- Jhalar Maharan Jhalar Maharan
- Coordinates: 31°36′15″N 73°47′01″E﻿ / ﻿31.60417°N 73.78361°E

Area
- • Total: 10 km^{2} (3.9 sq mi)
- Elevation: 236 m (774 ft)
- • Density: 126/km^{2} (330/sq mi)
- Time zone: UTC+5 (PST)

= Jhalar Maharan =

Jhalar Maharan is a village located in east of Ferozewattowan, Sheikhupura, in Pakistan. The town has a population of 2000, mostly farmers. The person whose name is at the top among the celebrities of Jhalar Maharan needs no introduction, his name is Hajji Muhammad Younis Mahaar son of Hajji Abdul Rahman Mahaar . The sting of his personality can be heard in his village Jhalar Maharan through his principles, words and actions.

== History ==
The town was named after Mahar Tribe people who moved here from Bahawalpur after a clash with The Nawabs of Land.

== Peoples ==
Most of the people living here belong to a farming/cattle rearing backgrounds hence they are mostly farmers and cattle rearers.

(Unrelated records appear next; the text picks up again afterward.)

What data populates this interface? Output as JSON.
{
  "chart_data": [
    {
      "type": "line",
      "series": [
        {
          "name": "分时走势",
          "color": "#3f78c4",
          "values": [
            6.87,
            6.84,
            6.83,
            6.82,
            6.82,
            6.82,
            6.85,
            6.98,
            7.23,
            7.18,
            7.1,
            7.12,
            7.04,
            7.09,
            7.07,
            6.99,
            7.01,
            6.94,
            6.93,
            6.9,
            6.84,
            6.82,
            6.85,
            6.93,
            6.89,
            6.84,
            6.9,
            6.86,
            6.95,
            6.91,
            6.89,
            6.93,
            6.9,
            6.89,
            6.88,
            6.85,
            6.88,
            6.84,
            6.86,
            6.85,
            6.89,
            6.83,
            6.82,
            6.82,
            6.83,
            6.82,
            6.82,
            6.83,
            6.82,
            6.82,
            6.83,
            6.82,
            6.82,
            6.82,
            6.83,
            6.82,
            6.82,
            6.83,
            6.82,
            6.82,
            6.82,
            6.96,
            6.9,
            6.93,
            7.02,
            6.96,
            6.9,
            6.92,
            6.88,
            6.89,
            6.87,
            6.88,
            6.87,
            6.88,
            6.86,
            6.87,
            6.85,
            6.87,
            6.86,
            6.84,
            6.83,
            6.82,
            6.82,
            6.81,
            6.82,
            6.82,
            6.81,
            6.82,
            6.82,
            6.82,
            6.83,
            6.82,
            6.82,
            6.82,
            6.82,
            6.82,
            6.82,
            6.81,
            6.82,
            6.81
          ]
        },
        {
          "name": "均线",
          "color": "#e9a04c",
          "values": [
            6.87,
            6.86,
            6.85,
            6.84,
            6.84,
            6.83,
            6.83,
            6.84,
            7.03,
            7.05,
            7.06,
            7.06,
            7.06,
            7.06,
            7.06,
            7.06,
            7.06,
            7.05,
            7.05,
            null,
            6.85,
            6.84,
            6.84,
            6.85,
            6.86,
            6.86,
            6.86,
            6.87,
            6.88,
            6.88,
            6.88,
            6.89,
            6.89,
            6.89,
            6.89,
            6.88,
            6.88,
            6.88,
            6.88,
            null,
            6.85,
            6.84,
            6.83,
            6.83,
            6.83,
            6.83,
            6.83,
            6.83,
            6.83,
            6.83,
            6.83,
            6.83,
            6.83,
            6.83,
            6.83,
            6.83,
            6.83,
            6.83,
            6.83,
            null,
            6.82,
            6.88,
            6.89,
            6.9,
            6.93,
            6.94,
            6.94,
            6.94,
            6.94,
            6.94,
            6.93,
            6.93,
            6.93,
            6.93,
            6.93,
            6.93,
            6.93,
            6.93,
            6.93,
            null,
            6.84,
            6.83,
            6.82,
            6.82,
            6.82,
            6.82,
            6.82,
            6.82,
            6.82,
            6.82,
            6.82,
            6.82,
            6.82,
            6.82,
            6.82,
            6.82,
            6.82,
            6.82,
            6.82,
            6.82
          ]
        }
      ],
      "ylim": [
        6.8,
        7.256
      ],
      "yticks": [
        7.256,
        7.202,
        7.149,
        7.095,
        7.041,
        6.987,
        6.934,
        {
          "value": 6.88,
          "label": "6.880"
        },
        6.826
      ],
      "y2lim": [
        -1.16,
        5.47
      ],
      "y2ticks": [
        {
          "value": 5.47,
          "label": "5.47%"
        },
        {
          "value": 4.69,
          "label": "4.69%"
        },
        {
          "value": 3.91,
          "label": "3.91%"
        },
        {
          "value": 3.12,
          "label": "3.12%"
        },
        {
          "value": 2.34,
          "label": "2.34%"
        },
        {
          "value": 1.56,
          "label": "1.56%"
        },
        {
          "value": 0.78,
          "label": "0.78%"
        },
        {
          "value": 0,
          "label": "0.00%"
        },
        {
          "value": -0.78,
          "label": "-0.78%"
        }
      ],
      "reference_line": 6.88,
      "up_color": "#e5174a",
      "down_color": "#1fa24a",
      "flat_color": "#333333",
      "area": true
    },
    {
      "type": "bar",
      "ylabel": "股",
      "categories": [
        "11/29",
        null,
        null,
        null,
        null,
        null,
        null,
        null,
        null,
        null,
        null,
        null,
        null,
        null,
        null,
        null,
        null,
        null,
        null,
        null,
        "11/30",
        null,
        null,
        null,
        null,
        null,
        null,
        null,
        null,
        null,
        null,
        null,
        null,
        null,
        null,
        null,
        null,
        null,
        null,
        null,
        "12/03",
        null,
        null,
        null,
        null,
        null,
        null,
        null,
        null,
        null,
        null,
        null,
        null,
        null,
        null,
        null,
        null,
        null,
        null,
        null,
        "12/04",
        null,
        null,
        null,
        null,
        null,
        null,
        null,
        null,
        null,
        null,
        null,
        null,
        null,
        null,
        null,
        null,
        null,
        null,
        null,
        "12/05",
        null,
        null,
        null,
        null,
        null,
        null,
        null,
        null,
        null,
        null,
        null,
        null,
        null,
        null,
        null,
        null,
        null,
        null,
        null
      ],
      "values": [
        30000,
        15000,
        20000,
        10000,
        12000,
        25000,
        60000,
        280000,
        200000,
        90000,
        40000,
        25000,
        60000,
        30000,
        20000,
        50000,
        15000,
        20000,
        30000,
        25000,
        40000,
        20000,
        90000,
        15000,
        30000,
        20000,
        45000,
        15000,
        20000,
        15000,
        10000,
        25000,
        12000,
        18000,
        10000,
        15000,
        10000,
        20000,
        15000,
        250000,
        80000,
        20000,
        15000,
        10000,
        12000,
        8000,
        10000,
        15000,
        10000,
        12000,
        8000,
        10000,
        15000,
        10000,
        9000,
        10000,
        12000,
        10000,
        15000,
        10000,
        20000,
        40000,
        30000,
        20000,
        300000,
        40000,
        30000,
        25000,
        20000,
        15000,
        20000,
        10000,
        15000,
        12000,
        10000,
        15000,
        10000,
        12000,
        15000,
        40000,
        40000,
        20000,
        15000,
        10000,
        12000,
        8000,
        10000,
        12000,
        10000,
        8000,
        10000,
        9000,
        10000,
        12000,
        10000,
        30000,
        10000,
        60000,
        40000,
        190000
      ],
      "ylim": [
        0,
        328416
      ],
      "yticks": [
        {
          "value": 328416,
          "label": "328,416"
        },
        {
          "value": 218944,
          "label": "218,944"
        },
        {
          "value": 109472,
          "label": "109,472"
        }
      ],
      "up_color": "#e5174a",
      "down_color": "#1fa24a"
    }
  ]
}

The tribes of village include Mahaar, Wattoo, Haral. Only one house belongs to Watto family and one house belongs to Haral family. The rest of the village belongs to the Mahaar community.

== Administration ==
The village is administered by Ferozewattwan's union council which is a subbody of Sheikhupura's Tehsil Administration. The village also has a "Kisan" Counselor.